15.    Choisissez Confirm (Confirmer), Next (Suivant), Next,Create rule (Créer une règle).

16.    Si un type d'événement est déclenché, vous recevez une notification par e-mail SNS avec les champs personnalisés renseignés de l'étape 14, comme suit :

"On ExampleTime AWS Config rule ExampleRuleName evaluated the ExampleResourceType with Id ExampleResource_ID in the account ExampleAccount_Id in Region ExampleRegion as ExamplecomplianceType. 

For more details open the AWS Config console at https://console.aws.amazon.com/config/home?region=ExampleRegion#/timeline/ExampleResourceType/ExampleResource_ID/configuration"

Créer une règle AWS Config

1.    Ouvrez la console AWS Config, choisissez Rules (Règles), puis Add rule (Créer une règle).

2.    Dans Select rule type (Sélectionner le type de règle), choisissez Add AWS managed rule (Ajouter une règle gérée par AWS).

3.    Dans AWS Managed Rules (Règles gérées par AWS), choisissez acm-certificate-expiration-check, puis Next (Suivant).

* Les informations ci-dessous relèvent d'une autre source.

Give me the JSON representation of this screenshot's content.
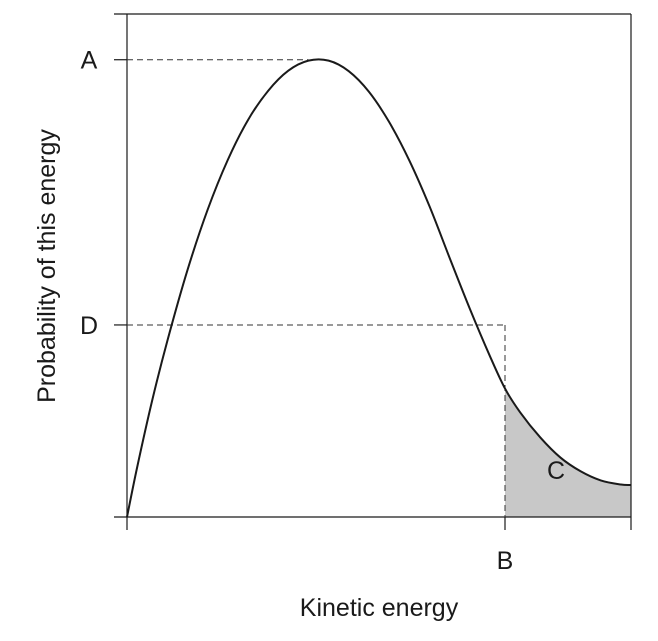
{
  "chart_data": {
    "type": "line",
    "xlabel": "Kinetic energy",
    "ylabel": "Probability of this energy",
    "curve": {
      "x": [
        0,
        0.02,
        0.05,
        0.08,
        0.12,
        0.16,
        0.2,
        0.24,
        0.28,
        0.32,
        0.36,
        0.4,
        0.44,
        0.48,
        0.52,
        0.56,
        0.6,
        0.64,
        0.68,
        0.72,
        0.75,
        0.78,
        0.82,
        0.86,
        0.9,
        0.94,
        0.98,
        1.0
      ],
      "y": [
        0,
        0.108,
        0.255,
        0.385,
        0.54,
        0.672,
        0.781,
        0.868,
        0.932,
        0.976,
        0.998,
        0.998,
        0.975,
        0.93,
        0.864,
        0.78,
        0.68,
        0.567,
        0.456,
        0.352,
        0.281,
        0.229,
        0.174,
        0.13,
        0.1,
        0.08,
        0.071,
        0.07
      ]
    },
    "markers": {
      "A": {
        "axis": "y",
        "value": 1.0
      },
      "D": {
        "axis": "y",
        "value": 0.42
      },
      "B": {
        "axis": "x",
        "value": 0.75
      }
    },
    "shaded_region": {
      "label": "C",
      "from_x": 0.75,
      "to_x": 1.0,
      "color": "#c8c8c8"
    },
    "labels": {
      "A": "A",
      "B": "B",
      "C": "C",
      "D": "D"
    },
    "xlim": [
      0,
      1.0
    ],
    "ylim": [
      0,
      1.1
    ],
    "grid": false
  },
  "colors": {
    "curve": "#1a1a1a",
    "axis": "#1a1a1a",
    "dashed": "#333333",
    "shade": "#c8c8c8"
  }
}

4.    Dans Parameters (Paramètres), pour la clé daysToExpiration, dans Value (Valeur), saisissez le nombre de jours pendant lesquels vous souhaitez que la règle soit déclenchée avant l'expiration.

5.    Choisissez Next (Suivant), puis Add rule (Ajouter une règle).

La règle AWS Config acm-certificate-expiration-check est marquée comme Noncompliant (Non conforme) pour les certificats dont la date d'expiration approche du nombre de jours saisi à l'étape 4.